Despite U.S. protest, 220 Cuban doctors arrive in Panama to fight the coronavirus pandemic
A group of 220 Cuban health care professionals arrived in Panama on Thursday to help fight the coronavirus pandemic despite objections from the United States, Panama’s health ministry said.
The Cuban medics will “reinforce the health system in this fight against covid-19,” the ministry said on Twitter.
Panama announced on December 15 it would hire doctors from Cuba, the U.S., Mexico, Venezuela and Colombia to tackle the pandemic despite a law restricting medical practice to locals.
Panama is the worst affected country in Central America and one of the hardest hit in the world with more than 220,000 Covid-19 cases and over 3,600 deaths among its 4.2 million population.
But the announcement had met resistance from Michael Kozak, Washington’s acting assistant secretary for Western Hemisphere Affairs.
“Governments that hire Cuban medical workers must ensure their fair and humane treatment — in stark contrast to the Castro regime, which traffics in, and exploits, the workers’ bravery for its own gains,” Kozak tweeted on December 21. “Make contracts transparent and pay workers directly.”
The U.S. is Panama’s main political and economic ally.
Cuba’s practice of hiring out its world-renowned health care workers has been branded “white coat diplomacy” by Havana’s detractors, including Washington, which has accused Cuba of “forced labor” and using the medics as a propaganda tool.
“Our White Coat Heroes have arrived in Panama,” Cuba’s embassy in Panama said on Twitter alongside a video of people wearing white coats and carrying a Cuban flag.
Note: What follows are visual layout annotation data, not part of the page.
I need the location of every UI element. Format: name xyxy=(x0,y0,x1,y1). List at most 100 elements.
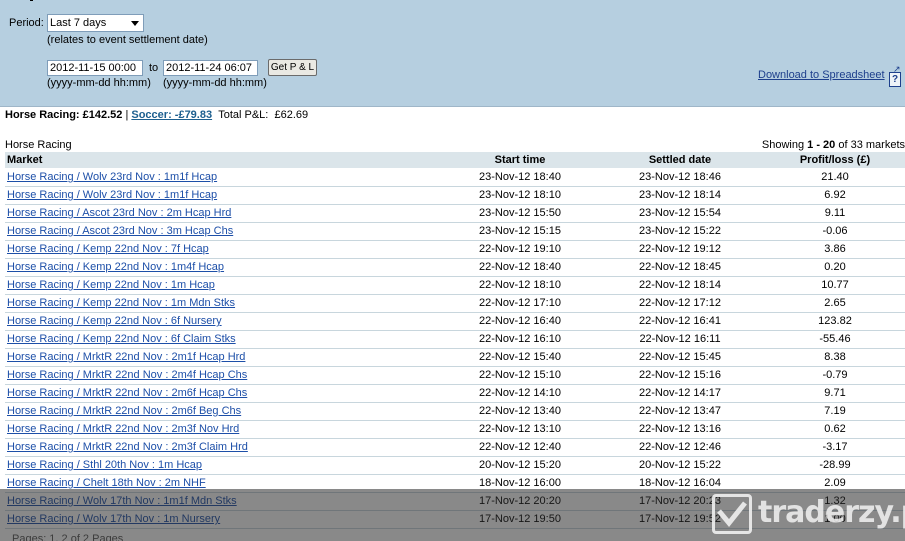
table-cell: 123.82 xyxy=(765,312,905,331)
table-cell: 23-Nov-12 18:14 xyxy=(595,186,765,205)
header-start-time[interactable]: Start time xyxy=(445,152,595,168)
from-date-input[interactable]: 2012-11-15 00:00 xyxy=(47,60,143,76)
totals-separator: | xyxy=(125,109,129,121)
market-link[interactable]: Horse Racing / Wolv 23rd Nov : 1m1f Hcap xyxy=(7,189,217,201)
horse-racing-total: Horse Racing: £142.52 xyxy=(5,109,123,121)
table-cell: 22-Nov-12 13:47 xyxy=(595,402,765,421)
table-row: Horse Racing / Kemp 22nd Nov : 1m Mdn St… xyxy=(5,294,905,313)
market-link[interactable]: Horse Racing / Kemp 22nd Nov : 1m4f Hcap xyxy=(7,261,224,273)
market-link[interactable]: Horse Racing / Ascot 23rd Nov : 2m Hcap … xyxy=(7,207,231,219)
to-date-hint: (yyyy-mm-dd hh:mm) xyxy=(163,77,267,89)
soccer-total-link[interactable]: Soccer: -£79.83 xyxy=(131,109,212,121)
table-cell: 22-Nov-12 19:12 xyxy=(595,240,765,259)
profit-loss-cell: 6.92 xyxy=(824,189,846,201)
start-time-cell: 22-Nov-12 16:10 xyxy=(479,333,561,345)
market-link[interactable]: Horse Racing / Sthl 20th Nov : 1m Hcap xyxy=(7,459,202,471)
profit-loss-cell: -0.06 xyxy=(822,225,848,237)
settled-date-cell: 22-Nov-12 14:17 xyxy=(639,387,721,399)
start-time-cell: 22-Nov-12 12:40 xyxy=(479,441,561,453)
market-link[interactable]: Horse Racing / MrktR 22nd Nov : 2m1f Hca… xyxy=(7,351,245,363)
table-cell: -3.17 xyxy=(765,438,905,457)
market-link[interactable]: Horse Racing / Kemp 22nd Nov : 6f Nurser… xyxy=(7,315,222,327)
market-link[interactable]: Horse Racing / Wolv 17th Nov : 1m1f Mdn … xyxy=(7,495,237,507)
market-link[interactable]: Horse Racing / MrktR 22nd Nov : 2m6f Beg… xyxy=(7,405,241,417)
pagination: Pages: 1, 2 of 2 Pages xyxy=(12,533,124,541)
pl-totals: Horse Racing: £142.52 | Soccer: -£79.83 … xyxy=(5,109,308,121)
table-cell: 23-Nov-12 18:10 xyxy=(445,186,595,205)
table-cell: 17-Nov-12 20:20 xyxy=(445,492,595,511)
table-row: Horse Racing / Kemp 22nd Nov : 6f Nurser… xyxy=(5,312,905,331)
market-link[interactable]: Horse Racing / MrktR 22nd Nov : 2m3f Cla… xyxy=(7,441,248,453)
settled-date-cell: 20-Nov-12 15:22 xyxy=(639,459,721,471)
table-cell: 22-Nov-12 13:16 xyxy=(595,420,765,439)
settled-date-cell: 22-Nov-12 15:16 xyxy=(639,369,721,381)
period-label: Period: xyxy=(9,17,44,29)
market-link[interactable]: Horse Racing / Kemp 22nd Nov : 1m Mdn St… xyxy=(7,297,235,309)
section-title: Horse Racing xyxy=(5,139,72,151)
settled-date-cell: 22-Nov-12 19:12 xyxy=(639,243,721,255)
profit-loss-cell: -55.46 xyxy=(819,333,851,345)
table-cell: 22-Nov-12 13:10 xyxy=(445,420,595,439)
market-link[interactable]: Horse Racing / Chelt 18th Nov : 2m NHF xyxy=(7,477,206,489)
table-cell: 20-Nov-12 15:20 xyxy=(445,456,595,475)
table-cell: 23-Nov-12 15:50 xyxy=(445,204,595,223)
profit-loss-cell: 0.62 xyxy=(824,423,846,435)
table-cell: Horse Racing / Wolv 17th Nov : 1m Nurser… xyxy=(5,510,445,529)
download-spreadsheet-link[interactable]: Download to Spreadsheet xyxy=(758,69,885,81)
table-row: Horse Racing / Wolv 23rd Nov : 1m1f Hcap… xyxy=(5,168,905,187)
market-link[interactable]: Horse Racing / Kemp 22nd Nov : 1m Hcap xyxy=(7,279,215,291)
market-link[interactable]: Horse Racing / Kemp 22nd Nov : 7f Hcap xyxy=(7,243,209,255)
start-time-cell: 17-Nov-12 19:50 xyxy=(479,513,561,525)
market-link[interactable]: Horse Racing / MrktR 22nd Nov : 2m4f Hca… xyxy=(7,369,247,381)
table-cell: 23-Nov-12 15:54 xyxy=(595,204,765,223)
total-pl-value: £62.69 xyxy=(274,109,309,121)
profit-loss-cell: 123.82 xyxy=(818,315,852,327)
start-time-cell: 22-Nov-12 14:10 xyxy=(479,387,561,399)
table-row: Horse Racing / MrktR 22nd Nov : 2m1f Hca… xyxy=(5,348,905,367)
profit-loss-cell: 21.40 xyxy=(821,170,849,183)
start-time-cell: 23-Nov-12 18:40 xyxy=(479,170,561,183)
chevron-down-icon xyxy=(131,21,139,26)
market-link[interactable]: Horse Racing / MrktR 22nd Nov : 2m3f Nov… xyxy=(7,423,239,435)
table-row: Horse Racing / Sthl 20th Nov : 1m Hcap 20… xyxy=(5,456,905,475)
market-link[interactable]: Horse Racing / Wolv 23rd Nov : 1m1f Hcap xyxy=(7,171,217,183)
get-pl-button[interactable]: Get P & L xyxy=(268,59,317,76)
table-cell: Horse Racing / Kemp 22nd Nov : 1m4f Hcap xyxy=(5,258,445,277)
table-cell: 22-Nov-12 14:17 xyxy=(595,384,765,403)
table-cell: 22-Nov-12 18:40 xyxy=(445,258,595,277)
settled-date-cell: 22-Nov-12 17:12 xyxy=(639,297,721,309)
table-cell: Horse Racing / MrktR 22nd Nov : 2m3f Nov… xyxy=(5,420,445,439)
start-time-cell: 23-Nov-12 18:10 xyxy=(479,189,561,201)
watermark-logo-icon xyxy=(712,494,752,534)
start-time-cell: 18-Nov-12 16:00 xyxy=(479,477,561,489)
start-time-cell: 22-Nov-12 15:40 xyxy=(479,351,561,363)
table-cell: 22-Nov-12 12:40 xyxy=(445,438,595,457)
table-cell: 22-Nov-12 15:10 xyxy=(445,366,595,385)
table-cell: Horse Racing / Kemp 22nd Nov : 7f Hcap xyxy=(5,240,445,259)
table-row: Horse Racing / Ascot 23rd Nov : 2m Hcap … xyxy=(5,204,905,223)
header-profit-loss[interactable]: Profit/loss (£) xyxy=(765,152,905,168)
to-label: to xyxy=(149,62,159,74)
market-link[interactable]: Horse Racing / Kemp 22nd Nov : 6f Claim … xyxy=(7,333,236,345)
table-row: Horse Racing / Wolv 23rd Nov : 1m1f Hcap… xyxy=(5,186,905,205)
table-cell: -0.06 xyxy=(765,222,905,241)
help-icon[interactable]: ? xyxy=(889,72,901,87)
table-cell: Horse Racing / Sthl 20th Nov : 1m Hcap xyxy=(5,456,445,475)
table-cell: 18-Nov-12 16:00 xyxy=(445,474,595,493)
to-date-input[interactable]: 2012-11-24 06:07 xyxy=(163,60,258,76)
total-pl-label: Total P&L: xyxy=(218,109,269,121)
settlement-note: (relates to event settlement date) xyxy=(47,34,208,46)
market-link[interactable]: Horse Racing / Ascot 23rd Nov : 3m Hcap … xyxy=(7,225,233,237)
table-cell: 22-Nov-12 15:16 xyxy=(595,366,765,385)
header-settled-date[interactable]: Settled date xyxy=(595,152,765,168)
profit-loss-cell: 2.09 xyxy=(824,477,846,489)
table-cell: -0.79 xyxy=(765,366,905,385)
table-row: Horse Racing / Ascot 23rd Nov : 3m Hcap … xyxy=(5,222,905,241)
market-link[interactable]: Horse Racing / Wolv 17th Nov : 1m Nurser… xyxy=(7,513,220,525)
start-time-cell: 23-Nov-12 15:50 xyxy=(479,207,561,219)
header-market[interactable]: Market xyxy=(5,152,445,168)
market-link[interactable]: Horse Racing / MrktR 22nd Nov : 2m6f Hca… xyxy=(7,387,247,399)
period-select[interactable]: Last 7 days xyxy=(47,14,144,32)
table-cell: Horse Racing / Ascot 23rd Nov : 3m Hcap … xyxy=(5,222,445,241)
table-cell: 23-Nov-12 18:46 xyxy=(595,168,765,187)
Since reopening its economy in September and October, Panama has witnessed a spike in coronavirus cases that has left its hospitals saturated and their staff exhausted.
The government has imposed a total lockdown over Christmas and the New Year to try to slow the virus’s spread.
Panama is due to receive 450,000 doses of the Pfizer/BioNTech vaccine during the first quarter of 2021.
Panama President Laurentino Cortizo had announced plans to hire Cuban doctors in August but backed down following criticism from Washington and from within the country.
However, the government was forced into a change of heart as it was unable to hire enough health care professionals to tackle the virus crisis.